Nunca, me aburrí sin embargo, de incursionar al interior del corazón humano, el ajeno y el propio. ¡Aquello nunca acababa de sorprenderme!

¡Despertar! A los seis años enfrenté mi despertar…, El luminoso día fue ensombrecido con oscuras nubes sureñas, y reinó un sobrecogedor silencio que grabó un mensaje premonitorio de inconfundible agonía. La incertidumbre se apoderó de los hombres y el temor se asentó en las mujeres. Los árboles emitieron susurros inentendibles que se convertirían luego en pavorosos gemidos de muerte. Con un ruido sordo, la tierra se abrió en un dantesco suceso que se repetiría en varias ocasiones, el suelo dejó de ser estable y obligados por una fuerza que nos zamarreó como muñecos, fuimos llevados a una danza indigna y espeluznante. Temí que si caía al fondo de la grieta, el demonio me atraparía, y sentí que Dios nos había olvidado. De súbito, el movimiento cesó, como si “algo” que no puedo definir, apiadado o avergonzado de nuestro temor, hubiera cedido en su afán de amedrentarnos. ¡Supe así de mi feble condición!

¡La vida es riesgo! Y los seres que - con rostros desencajados - huyen de la peste al final de mi sueño enfatizan en la nimiedad del hombre y en nuestra incapacidad por controlar aquellos aspectos que hacen de la vida un permanente estado de riesgo. ¿Acompaña a la enfermedad un mensaje soterrado pero ineludible de atender? ¿Lucen ante el mal, los hombres, más motivos para la admiración que para el desprecio?

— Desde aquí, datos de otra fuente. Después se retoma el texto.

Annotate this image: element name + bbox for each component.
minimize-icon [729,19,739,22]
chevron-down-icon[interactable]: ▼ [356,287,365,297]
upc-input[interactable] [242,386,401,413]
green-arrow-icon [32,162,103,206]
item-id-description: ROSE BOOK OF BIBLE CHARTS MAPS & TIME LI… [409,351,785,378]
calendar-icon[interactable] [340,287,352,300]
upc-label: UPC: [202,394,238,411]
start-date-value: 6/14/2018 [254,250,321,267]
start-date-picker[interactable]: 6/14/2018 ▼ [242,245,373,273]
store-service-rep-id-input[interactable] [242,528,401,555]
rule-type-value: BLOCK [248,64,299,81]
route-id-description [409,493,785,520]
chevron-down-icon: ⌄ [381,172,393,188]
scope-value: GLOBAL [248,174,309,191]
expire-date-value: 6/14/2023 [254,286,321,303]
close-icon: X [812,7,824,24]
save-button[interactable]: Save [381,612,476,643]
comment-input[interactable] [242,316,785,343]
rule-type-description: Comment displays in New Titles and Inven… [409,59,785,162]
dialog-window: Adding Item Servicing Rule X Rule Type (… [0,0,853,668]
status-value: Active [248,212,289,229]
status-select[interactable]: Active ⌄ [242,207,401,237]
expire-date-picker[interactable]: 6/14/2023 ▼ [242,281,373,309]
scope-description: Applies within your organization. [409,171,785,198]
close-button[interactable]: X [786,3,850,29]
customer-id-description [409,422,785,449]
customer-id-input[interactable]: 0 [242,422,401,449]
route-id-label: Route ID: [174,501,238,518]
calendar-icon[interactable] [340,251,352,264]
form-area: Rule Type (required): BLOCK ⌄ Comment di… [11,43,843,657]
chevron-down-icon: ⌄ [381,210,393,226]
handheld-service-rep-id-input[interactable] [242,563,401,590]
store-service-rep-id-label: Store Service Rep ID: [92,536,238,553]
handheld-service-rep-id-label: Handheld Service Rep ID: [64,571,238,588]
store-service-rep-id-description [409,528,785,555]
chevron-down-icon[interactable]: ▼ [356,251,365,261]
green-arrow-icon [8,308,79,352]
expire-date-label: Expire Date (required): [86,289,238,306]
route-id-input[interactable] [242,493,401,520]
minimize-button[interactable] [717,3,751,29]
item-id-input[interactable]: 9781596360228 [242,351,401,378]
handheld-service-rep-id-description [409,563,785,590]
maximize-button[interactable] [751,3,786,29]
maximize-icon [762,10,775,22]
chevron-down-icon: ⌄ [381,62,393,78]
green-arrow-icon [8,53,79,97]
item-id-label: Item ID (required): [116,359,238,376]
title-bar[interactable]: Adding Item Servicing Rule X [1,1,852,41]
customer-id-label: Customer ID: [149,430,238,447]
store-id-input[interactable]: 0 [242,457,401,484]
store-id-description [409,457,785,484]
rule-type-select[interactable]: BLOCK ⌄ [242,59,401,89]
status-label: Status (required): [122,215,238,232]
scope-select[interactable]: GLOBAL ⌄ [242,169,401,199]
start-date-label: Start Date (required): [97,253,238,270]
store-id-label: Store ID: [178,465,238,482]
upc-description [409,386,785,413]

Implacable, ante la imposibilidad de impedir que se extienda, el mal se propagará hasta condolerse - por ternura o vergüenza - de las miserias de los hombres; habrá consecuencias económicas y la incerteza en las bolsas hará perder fortunas; el dinero acumulado se esfumará en la lucha por combatir la aflicción; las empresas despedirán gente; ¡habrá pobreza! ¿No obligan estos acontecimientos a pensar en el sentido de la vida?

De la misma forma en que buscamos un mensaje en el rumor de las aguas, en el silbido del ave, en el susurro de un árbol, o en el murmullo del viento, tal vez el mérito de la plaga sea el de recordarnos que la felicidad habita en nuestras raíces, en lo cotidiano, en lo simple, en lo trivial, en la insipidez, en aquello a lo que nos aferraremos durante el claustro de la enfermedad. Conmovido - a través del cristal – desde el lecho en que yazgo acurrucado y sumido en el placer de la apacible noche me regocijo con la luna que se posa entre las ramas del árbol y que ha venido a dejarme - en boca de un Ruiseñor - el mensaje de estos versos

                               Suave es la noche

                               Y por azar la Luna Reina se haya en su trono

                               Rodeada de sus hadas rutilantes.